Dolmabahçe Sarayı'ndaki erbaş misafirhanesinin MSGSÜ'ye devri tamamlandı
Tuğçe ODABAŞI-Harun ŞAHBAZOĞLU/İSTANBUL,(DHA)- Beşiktaş'taki Dolmabahçe Sarayı’nın müştemilatı olan ve uzun yıllar Millî Savunma Bakanlığı tarafından 1'inci Ordu Komutanlığı olarak kullanılan 20 bin 483 metrekare yüzölçümlü taşınmaz, Çevre ve Şehircilik Bakanlığı’nın 29.07.2021 tarihli yazısıyla 'konservatuvar olarak kullanılmak üzere' Mimar Sinan Güzel Sanatlar Üniversitesi (MSGSÜ) Rektörlüğüne tahsis edilmişti ancak tam kapasite kullanılamıyordu. Rektörü Prof. Dr. Handan İnci Elçi, yaptığı açıklamada devrin tamamlandığını duyurdu.
DHA'ya alanın devrine yönelik açıklama yapan Mimar Sinan Güzel Sanatlar Üniversitesi Rektörü Prof. Dr. Handan İnci Elçi, "2018 yılında Çevre ve Şehircilik Bakanlığı tarafından, Dolmabahçe Sarayı müştemilatındaki 20 bin 483 metrekarelik alanın konservatuvara tahsisi kararı alındı. Bu kararın ardından, konservatuvar eğitimi, yeni alanın bir kısmına taşındı. Ancak, 1’inci Ordu Komutanlığı’nın hala bazı bölümlerini kullanıyor olması, alanın tam kapasiteyle kullanılamamasına neden oldu. Artık, sarayın arka bahçesi olarak da bilinen ve Erbaş Misafirhanesi’nin (C Blok) içinde bulunduğu müştemilat alanı tamamen MSGSÜ'ye devredildi. Tahliye sürecinin de tamamlanmasının ardından, bu alan sanat eğitimine uygun şekilde düzenlenmeye başlayacak. Böylece, geniş ve modern bir eğitim alanına kavuşmuş olacağız" dedi.
Mimar Sinan Güzel Sanatlar Üniversitesi İstanbul Devlet Konservatuvarı Müdürü Prof. Dr. Mesut Erdem Çöloğlu da karara ilişkin değerlendirmelerde bulunarak planlanan projeler hakkında bilgiler verdi.
ELÇİ: SARAYIN PARÇASINDA OLMAK BÜYÜK BİR İMKAN
Mimar Sinan Güzel Sanatlar Üniversitesi Rektörü Prof.
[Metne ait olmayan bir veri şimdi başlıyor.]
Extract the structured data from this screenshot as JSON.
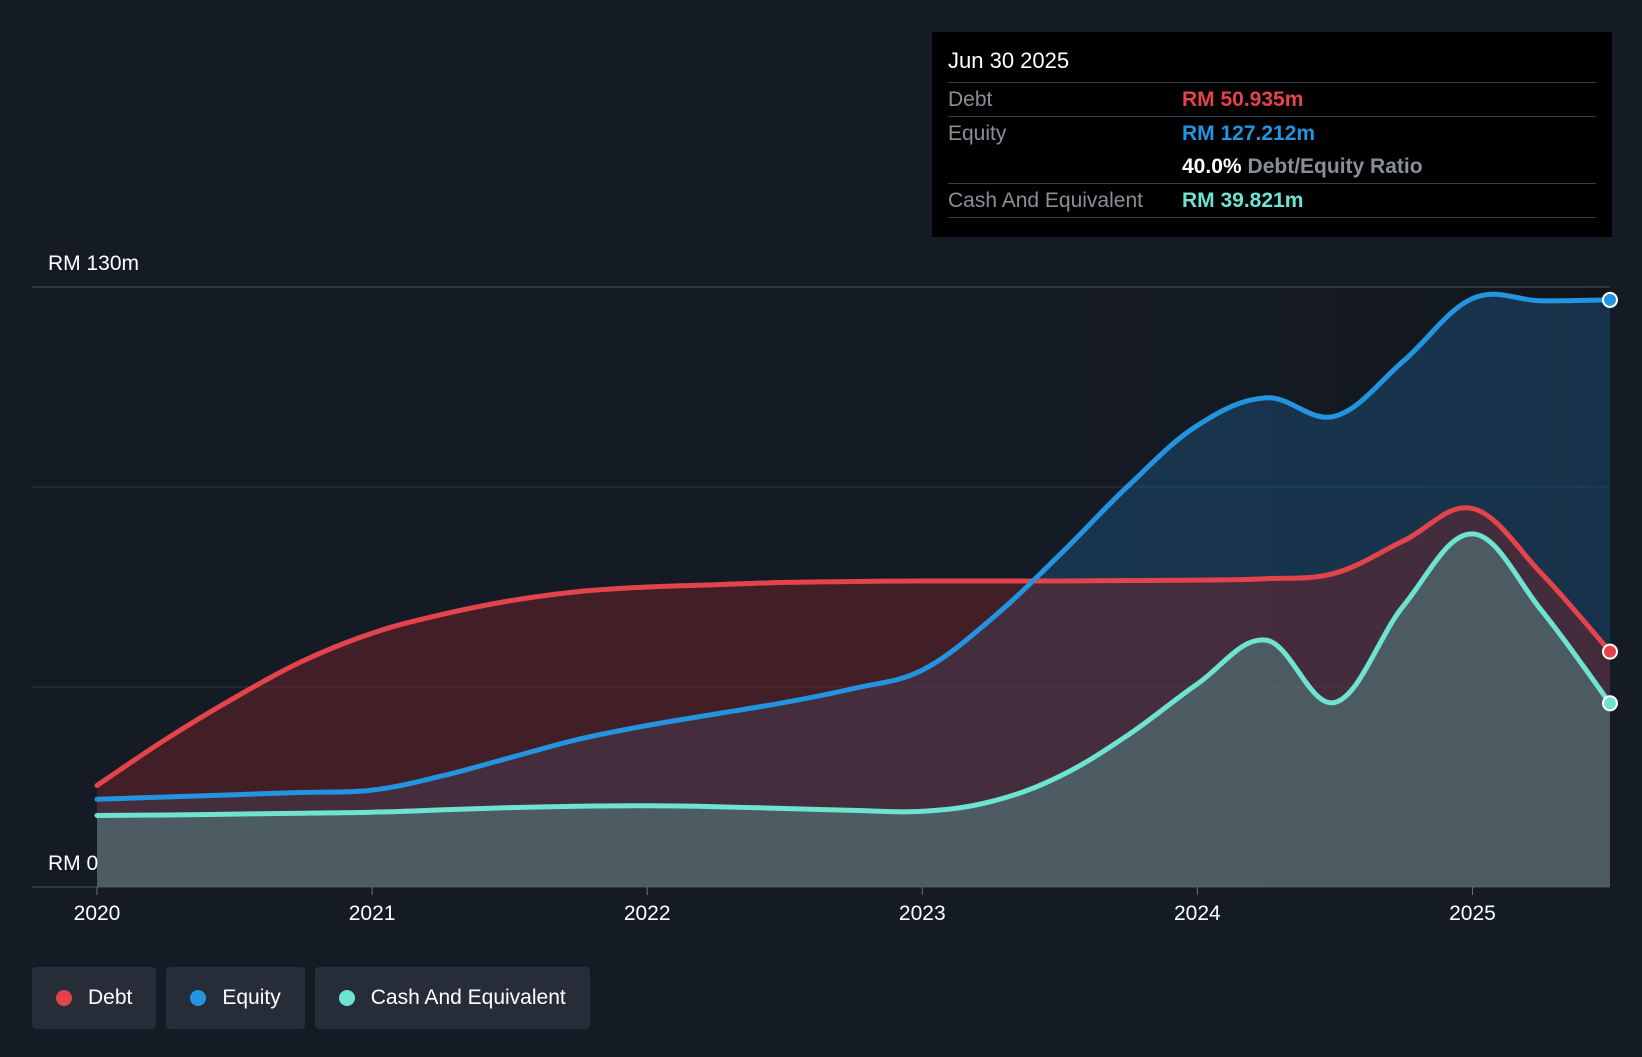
{
  "colors": {
    "background": "#151b24",
    "debt": "#e5434b",
    "equity": "#2394df",
    "cash": "#6de3d0",
    "grid": "#2f3640",
    "text": "#ffffff",
    "muted": "#8a8f96"
  },
  "tooltip": {
    "date": "Jun 30 2025",
    "debt_label": "Debt",
    "debt_value": "RM 50.935m",
    "equity_label": "Equity",
    "equity_value": "RM 127.212m",
    "ratio_value": "40.0%",
    "ratio_label": "Debt/Equity Ratio",
    "cash_label": "Cash And Equivalent",
    "cash_value": "RM 39.821m"
  },
  "legend": {
    "debt": "Debt",
    "equity": "Equity",
    "cash": "Cash And Equivalent"
  },
  "chart_data": {
    "type": "area",
    "title": "",
    "xlabel": "",
    "ylabel": "",
    "x_ticks": [
      "2020",
      "2021",
      "2022",
      "2023",
      "2024",
      "2025"
    ],
    "y_ticks": [
      "RM 0",
      "RM 130m"
    ],
    "xlim": [
      2020.0,
      2025.5
    ],
    "ylim": [
      0,
      130
    ],
    "grid": true,
    "series": [
      {
        "name": "Debt",
        "key": "debt",
        "x": [
          2020.0,
          2020.25,
          2020.5,
          2020.75,
          2021.0,
          2021.25,
          2021.5,
          2021.75,
          2022.0,
          2022.25,
          2022.5,
          2022.75,
          2023.0,
          2023.25,
          2023.5,
          2023.75,
          2024.0,
          2024.25,
          2024.5,
          2024.75,
          2025.0,
          2025.25,
          2025.5
        ],
        "values": [
          22,
          32,
          41,
          49,
          55,
          59,
          62,
          64,
          65,
          65.5,
          66,
          66.2,
          66.3,
          66.3,
          66.3,
          66.4,
          66.5,
          66.8,
          68,
          75,
          82,
          68,
          51
        ]
      },
      {
        "name": "Equity",
        "key": "equity",
        "x": [
          2020.0,
          2020.25,
          2020.5,
          2020.75,
          2021.0,
          2021.25,
          2021.5,
          2021.75,
          2022.0,
          2022.25,
          2022.5,
          2022.75,
          2023.0,
          2023.25,
          2023.5,
          2023.75,
          2024.0,
          2024.25,
          2024.5,
          2024.75,
          2025.0,
          2025.25,
          2025.5
        ],
        "values": [
          19,
          19.5,
          20,
          20.5,
          21,
          24,
          28,
          32,
          35,
          37.5,
          40,
          43,
          47,
          58,
          72,
          87,
          100,
          106,
          102,
          114,
          127.5,
          127,
          127.2
        ]
      },
      {
        "name": "Cash And Equivalent",
        "key": "cash",
        "x": [
          2020.0,
          2020.25,
          2020.5,
          2020.75,
          2021.0,
          2021.25,
          2021.5,
          2021.75,
          2022.0,
          2022.25,
          2022.5,
          2022.75,
          2023.0,
          2023.25,
          2023.5,
          2023.75,
          2024.0,
          2024.25,
          2024.5,
          2024.75,
          2025.0,
          2025.25,
          2025.5
        ],
        "values": [
          15.5,
          15.6,
          15.8,
          16,
          16.2,
          16.7,
          17.2,
          17.5,
          17.6,
          17.4,
          17,
          16.6,
          16.4,
          18.5,
          24,
          33,
          44,
          53.5,
          40,
          61,
          76.5,
          60,
          39.8
        ]
      }
    ]
  }
}
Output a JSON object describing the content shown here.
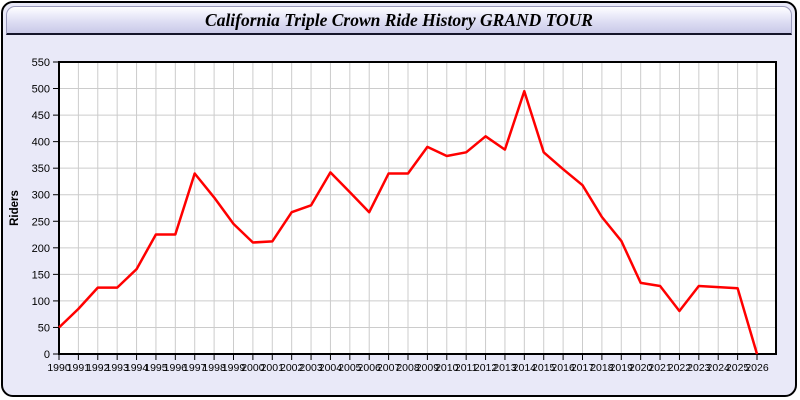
{
  "header": {
    "title": "California Triple Crown Ride History GRAND TOUR"
  },
  "colors": {
    "frame_border": "#000000",
    "page_background": "#e9e9f8",
    "titlebar_gradient_top": "#ffffff",
    "titlebar_gradient_bottom": "#c9c9e8",
    "plot_background": "#ffffff",
    "gridline": "#cccccc",
    "axis": "#000000",
    "line": "#ff0000"
  },
  "chart_data": {
    "type": "line",
    "title": "California Triple Crown Ride History GRAND TOUR",
    "xlabel": "",
    "ylabel": "Riders",
    "ylim": [
      0,
      550
    ],
    "ytick_step": 50,
    "grid": true,
    "legend_position": "none",
    "line_color": "#ff0000",
    "x": [
      1990,
      1991,
      1992,
      1993,
      1994,
      1995,
      1996,
      1997,
      1998,
      1999,
      2000,
      2001,
      2002,
      2003,
      2004,
      2005,
      2006,
      2007,
      2008,
      2009,
      2010,
      2011,
      2012,
      2013,
      2014,
      2015,
      2016,
      2017,
      2018,
      2019,
      2020,
      2021,
      2022,
      2023,
      2024,
      2025,
      2026
    ],
    "values": [
      50,
      85,
      125,
      125,
      160,
      225,
      225,
      340,
      295,
      245,
      210,
      212,
      267,
      280,
      342,
      305,
      267,
      340,
      340,
      390,
      373,
      380,
      410,
      385,
      495,
      380,
      348,
      318,
      258,
      213,
      134,
      128,
      81,
      128,
      126,
      124,
      0
    ]
  }
}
Dr. Handan İnci Elçi, yeni alanın yalnızca büyüklüğüyle değil, tarihi önemiyle de büyük bir fırsat sunduğunu belirterek, “Burada asıl önemli olan, 20 bin metrekarelik bu alanın sarayın bir parçası olması. Dolmabahçe’nin müştemilatı, arka bahçesi; sarayın dokusunu hissettiğiniz bir yer. Önceki alanımız yalnızca 3 bin metrekareydi. Şimdi 20 bin metrekarenin üzerindeyiz. Bu, konservatuvar için muazzam bir imkan” dedi.
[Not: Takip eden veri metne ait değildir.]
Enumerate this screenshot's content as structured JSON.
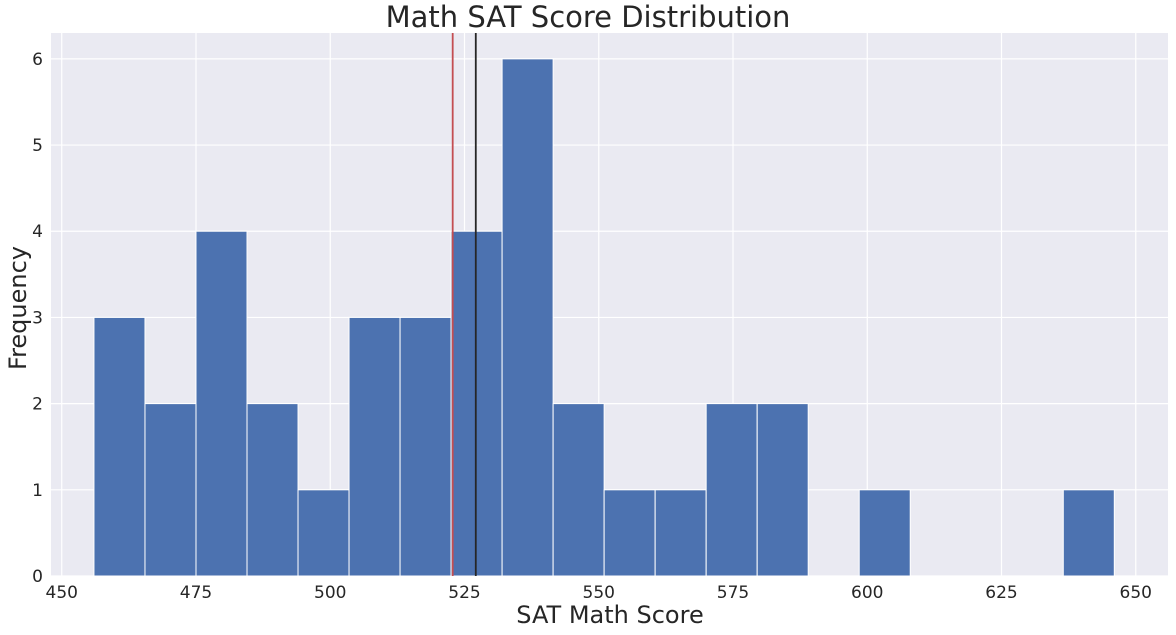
{
  "chart_data": {
    "type": "bar",
    "subtype": "histogram",
    "title": "Math SAT Score Distribution",
    "xlabel": "SAT Math Score",
    "ylabel": "Frequency",
    "xlim": [
      448,
      656
    ],
    "ylim": [
      0,
      6.3
    ],
    "xticks": [
      450,
      475,
      500,
      525,
      550,
      575,
      600,
      625,
      650
    ],
    "yticks": [
      0,
      1,
      2,
      3,
      4,
      5,
      6
    ],
    "bin_edges": [
      456,
      465.5,
      475,
      484.5,
      494,
      503.5,
      513,
      522.5,
      532,
      541.5,
      551,
      560.5,
      570,
      579.5,
      589,
      598.5,
      608,
      617.5,
      627,
      636.5,
      646
    ],
    "counts": [
      3,
      2,
      4,
      2,
      1,
      3,
      3,
      4,
      6,
      2,
      1,
      1,
      2,
      2,
      0,
      1,
      0,
      0,
      0,
      1
    ],
    "vertical_lines": [
      {
        "x": 522.8,
        "color": "#c44e52"
      },
      {
        "x": 527.1,
        "color": "#262626"
      }
    ],
    "bar_color": "#4c72b0",
    "background_color": "#eaeaf2",
    "grid": true
  }
}
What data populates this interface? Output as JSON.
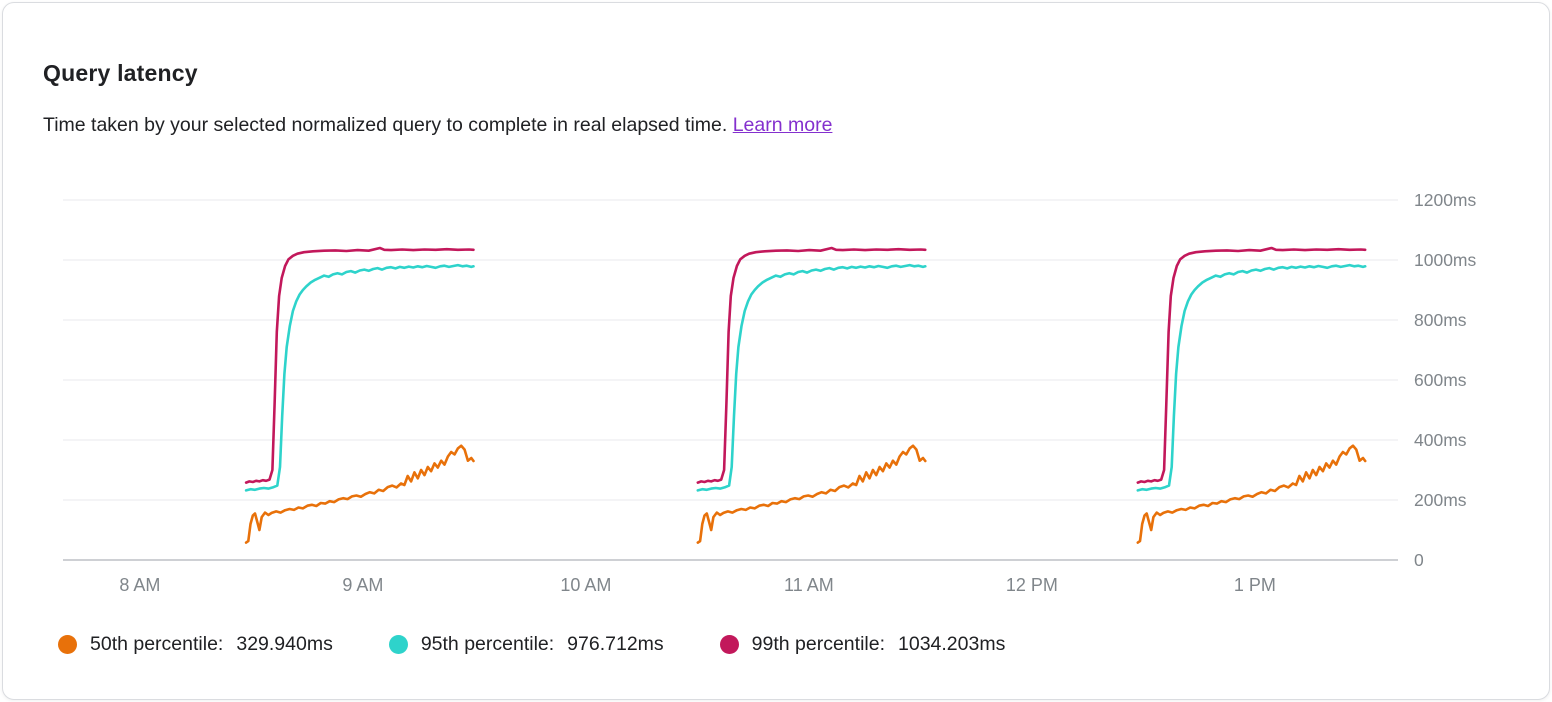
{
  "card": {
    "title": "Query latency",
    "description": "Time taken by your selected normalized query to complete in real elapsed time.",
    "learn_more_label": "Learn more"
  },
  "chart_data": {
    "type": "line",
    "title": "Query latency",
    "unit": "ms",
    "grid": true,
    "legend_position": "bottom",
    "x_axis": {
      "tick_hours": [
        8,
        9,
        10,
        11,
        12,
        13
      ],
      "tick_labels": [
        "8 AM",
        "9 AM",
        "10 AM",
        "11 AM",
        "12 PM",
        "1 PM"
      ],
      "range_hours": [
        7.655,
        13.642
      ]
    },
    "y_axis": {
      "position": "right",
      "ticks": [
        0,
        200,
        400,
        600,
        800,
        1000,
        1200
      ],
      "tick_labels": [
        "0",
        "200ms",
        "400ms",
        "600ms",
        "800ms",
        "1000ms",
        "1200ms"
      ],
      "range": [
        0,
        1200
      ]
    },
    "burst_start_hours": [
      8.476,
      10.502,
      12.475
    ],
    "series": [
      {
        "name": "50th percentile",
        "color": "#e8710a",
        "current_value": "329.940ms",
        "pattern_points": [
          [
            0.0,
            58
          ],
          [
            0.01,
            63
          ],
          [
            0.02,
            120
          ],
          [
            0.03,
            148
          ],
          [
            0.04,
            155
          ],
          [
            0.05,
            128
          ],
          [
            0.06,
            100
          ],
          [
            0.07,
            143
          ],
          [
            0.085,
            158
          ],
          [
            0.1,
            150
          ],
          [
            0.115,
            157
          ],
          [
            0.135,
            162
          ],
          [
            0.155,
            158
          ],
          [
            0.175,
            166
          ],
          [
            0.195,
            170
          ],
          [
            0.215,
            167
          ],
          [
            0.235,
            175
          ],
          [
            0.255,
            172
          ],
          [
            0.275,
            181
          ],
          [
            0.295,
            184
          ],
          [
            0.315,
            180
          ],
          [
            0.335,
            190
          ],
          [
            0.355,
            188
          ],
          [
            0.375,
            196
          ],
          [
            0.395,
            193
          ],
          [
            0.415,
            202
          ],
          [
            0.435,
            206
          ],
          [
            0.455,
            203
          ],
          [
            0.475,
            212
          ],
          [
            0.495,
            215
          ],
          [
            0.515,
            211
          ],
          [
            0.535,
            220
          ],
          [
            0.555,
            226
          ],
          [
            0.575,
            222
          ],
          [
            0.595,
            234
          ],
          [
            0.615,
            230
          ],
          [
            0.635,
            243
          ],
          [
            0.655,
            248
          ],
          [
            0.675,
            242
          ],
          [
            0.695,
            255
          ],
          [
            0.71,
            250
          ],
          [
            0.725,
            280
          ],
          [
            0.74,
            262
          ],
          [
            0.755,
            292
          ],
          [
            0.77,
            272
          ],
          [
            0.785,
            300
          ],
          [
            0.8,
            283
          ],
          [
            0.815,
            310
          ],
          [
            0.83,
            296
          ],
          [
            0.845,
            322
          ],
          [
            0.86,
            308
          ],
          [
            0.875,
            331
          ],
          [
            0.89,
            318
          ],
          [
            0.905,
            345
          ],
          [
            0.92,
            360
          ],
          [
            0.935,
            352
          ],
          [
            0.95,
            372
          ],
          [
            0.965,
            381
          ],
          [
            0.98,
            368
          ],
          [
            0.995,
            331
          ],
          [
            1.01,
            340
          ],
          [
            1.02,
            330
          ]
        ]
      },
      {
        "name": "95th percentile",
        "color": "#2ed3cb",
        "current_value": "976.712ms",
        "pattern_points": [
          [
            0.0,
            232
          ],
          [
            0.02,
            236
          ],
          [
            0.04,
            234
          ],
          [
            0.06,
            238
          ],
          [
            0.08,
            240
          ],
          [
            0.1,
            238
          ],
          [
            0.12,
            242
          ],
          [
            0.14,
            248
          ],
          [
            0.152,
            310
          ],
          [
            0.162,
            480
          ],
          [
            0.172,
            620
          ],
          [
            0.182,
            710
          ],
          [
            0.196,
            780
          ],
          [
            0.21,
            830
          ],
          [
            0.225,
            862
          ],
          [
            0.24,
            885
          ],
          [
            0.255,
            900
          ],
          [
            0.27,
            912
          ],
          [
            0.29,
            925
          ],
          [
            0.31,
            934
          ],
          [
            0.33,
            941
          ],
          [
            0.35,
            948
          ],
          [
            0.37,
            944
          ],
          [
            0.39,
            952
          ],
          [
            0.41,
            956
          ],
          [
            0.43,
            952
          ],
          [
            0.45,
            960
          ],
          [
            0.47,
            963
          ],
          [
            0.49,
            958
          ],
          [
            0.51,
            965
          ],
          [
            0.53,
            968
          ],
          [
            0.55,
            964
          ],
          [
            0.57,
            970
          ],
          [
            0.59,
            973
          ],
          [
            0.61,
            968
          ],
          [
            0.63,
            974
          ],
          [
            0.65,
            976
          ],
          [
            0.67,
            972
          ],
          [
            0.69,
            977
          ],
          [
            0.71,
            974
          ],
          [
            0.73,
            978
          ],
          [
            0.75,
            975
          ],
          [
            0.77,
            979
          ],
          [
            0.79,
            976
          ],
          [
            0.81,
            980
          ],
          [
            0.83,
            977
          ],
          [
            0.85,
            974
          ],
          [
            0.87,
            979
          ],
          [
            0.89,
            981
          ],
          [
            0.91,
            977
          ],
          [
            0.93,
            980
          ],
          [
            0.95,
            983
          ],
          [
            0.97,
            979
          ],
          [
            0.99,
            981
          ],
          [
            1.01,
            977
          ],
          [
            1.02,
            979
          ]
        ]
      },
      {
        "name": "99th percentile",
        "color": "#c2185b",
        "current_value": "1034.203ms",
        "pattern_points": [
          [
            0.0,
            258
          ],
          [
            0.015,
            262
          ],
          [
            0.03,
            260
          ],
          [
            0.045,
            264
          ],
          [
            0.06,
            262
          ],
          [
            0.075,
            266
          ],
          [
            0.09,
            264
          ],
          [
            0.105,
            268
          ],
          [
            0.118,
            300
          ],
          [
            0.128,
            520
          ],
          [
            0.138,
            760
          ],
          [
            0.148,
            880
          ],
          [
            0.16,
            940
          ],
          [
            0.175,
            980
          ],
          [
            0.19,
            1002
          ],
          [
            0.21,
            1014
          ],
          [
            0.23,
            1021
          ],
          [
            0.26,
            1026
          ],
          [
            0.3,
            1029
          ],
          [
            0.35,
            1031
          ],
          [
            0.4,
            1032
          ],
          [
            0.45,
            1030
          ],
          [
            0.5,
            1033
          ],
          [
            0.55,
            1031
          ],
          [
            0.6,
            1040
          ],
          [
            0.62,
            1034
          ],
          [
            0.65,
            1033
          ],
          [
            0.7,
            1035
          ],
          [
            0.75,
            1033
          ],
          [
            0.8,
            1035
          ],
          [
            0.85,
            1034
          ],
          [
            0.9,
            1036
          ],
          [
            0.95,
            1034
          ],
          [
            1.0,
            1035
          ],
          [
            1.02,
            1034
          ]
        ]
      }
    ]
  }
}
‘TARİHİ BİNALARDA MODERN EĞİTİM’
Yeni yerleşkenin korunması ve dönüştürülmesi adına projeler hazırlandığını söyleyen Elçi, çalışmalarda sürecin önemine vurgu yaptı. Prof. Dr. Elçi, “Tahsis edilen binalar çok kıymetli, hepsi tarihi yapı. Dolayısıyla, bu binalarda her istediğinizi yapamazsınız. Altyapı ve üstyapı çalışmalarına başlandı, projeler hazırlandı. Boş ve büyük alanları da kültür ve sanat adına değerlendireceğiz. Tabii bu, zaman alacak. Ancak sabırla ve dikkatle ilerleyeceğiz” diye konuştu.
‘KONSERVATUVARIN EN BÜYÜK EKSİKLİĞİ ŞEHRİN İÇİNDE TARİHTEN KOPMADAN GİDERİLİYOR’
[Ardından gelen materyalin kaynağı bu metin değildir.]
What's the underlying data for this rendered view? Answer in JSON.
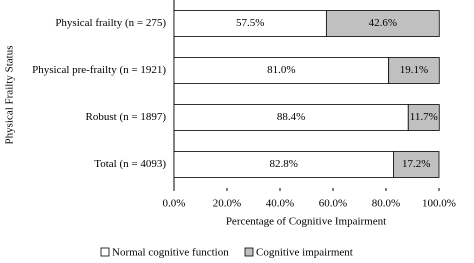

Rektör Prof. Dr. Elçi, konservatuvarın en büyük ihtiyacının bir konser salonu olduğunun altını çizdi. Yeni yerleşkenin hem şehirle hem de tarihi doku ile olan ilişkisine de değinen Prof. Dr. Handan İnci Elçi, konservatuvarın mevcut konumundan memnuniyet duyduklarını aktararak şöyle konuştu:
“Düşünün, tıp fakültesi olup hastanesi olmayan bir üniversite gibiydik. Konservatuvar olarak, konser vereceğimiz bir salonumuz yoktu. Eski binamızda bunu yapmak zaten mümkün değildi. Ancak şimdi, yeni binamızda bir konser salonu inşa edeceğiz. Bununla birlikte en büyük mutluluğumuz, konservatuvarın şehrin içinde, eski dokusundan kopmadan eğitimine devam edecek olması. Daha önce Dolmabahçe’nin Baltacılar Dairesi’ndeydik. Şimdi sarayın arka bahçesi olarak bilinen müştemilatta, çok daha geniş bir alandayız. Tarihi yapının bir parçası olarak, 3 bin metrekareden 20 bin metrekarenin üzerine çıkan bir alana sahibiz. Bu büyüklük, hem öğrencilere hem de akademisyenlere büyük bir rahatlık sağlayacak.”
‘RESTORASYON VE SAHNE ÇALIŞMALARI BAŞLIYOR’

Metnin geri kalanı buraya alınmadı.